Не просто из любопытства, а чтобы потом рассказать увиденное и тем возвыситься среди прочих кладов, проспавших самое занятное, дед Разя поспешил на шум. То, что он увидел, изумило его до самой селезенки.

Он, понятное дело, опоздал. Главная шумиха завершилась, участников разнесло по всему малиннику, и теперь они осторожно выбирались и сходились, считая потери и ругаясь безобразно. Вдали исчезал рев, в котором можно было разобрать три голоса. Дед называл эти колесные средства самоходками и всякий раз дивился их скорости. Еще две черные самоходки он увидел у обочины.

— Забили стрелку, называется, так-перетак! — шумал толстый дядька в длинном, аж по земле волочился, кожаном армяке. — Что же нам теперь с ними делать?..
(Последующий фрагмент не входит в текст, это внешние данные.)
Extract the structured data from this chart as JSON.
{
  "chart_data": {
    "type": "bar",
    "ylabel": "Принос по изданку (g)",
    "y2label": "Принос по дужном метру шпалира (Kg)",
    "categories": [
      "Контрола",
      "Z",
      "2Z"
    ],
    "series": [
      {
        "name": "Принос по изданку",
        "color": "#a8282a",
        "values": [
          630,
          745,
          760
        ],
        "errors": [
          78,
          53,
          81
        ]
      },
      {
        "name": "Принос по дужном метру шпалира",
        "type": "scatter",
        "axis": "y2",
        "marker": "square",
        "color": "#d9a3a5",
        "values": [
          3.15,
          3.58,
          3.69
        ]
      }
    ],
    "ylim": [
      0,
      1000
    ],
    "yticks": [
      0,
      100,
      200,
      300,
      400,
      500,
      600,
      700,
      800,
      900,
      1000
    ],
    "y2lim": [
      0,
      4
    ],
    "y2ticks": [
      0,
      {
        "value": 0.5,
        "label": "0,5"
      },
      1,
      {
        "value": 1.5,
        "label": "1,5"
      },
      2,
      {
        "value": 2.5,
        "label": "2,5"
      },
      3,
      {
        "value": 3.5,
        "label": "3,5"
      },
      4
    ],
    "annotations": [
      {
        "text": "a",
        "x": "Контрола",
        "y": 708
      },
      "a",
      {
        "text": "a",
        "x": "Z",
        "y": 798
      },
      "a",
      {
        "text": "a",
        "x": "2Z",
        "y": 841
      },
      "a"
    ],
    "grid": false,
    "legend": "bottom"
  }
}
Дед вытянул шею и понял, в чем беда. Толстый дядька сверху вниз глядел на другого, лежащего. Лежащий, тоже весь кожаный, уже не шевелился. Неподалеку обнаружился другой покойник. Перед ним стоял на коленях наголо стриженый парень, щупал ему запястье, прикладывал ухо к груди.

Третий живой выглядывал из-за самоходки. Четвертый был в ней, откуда-то подавал голос и пятый.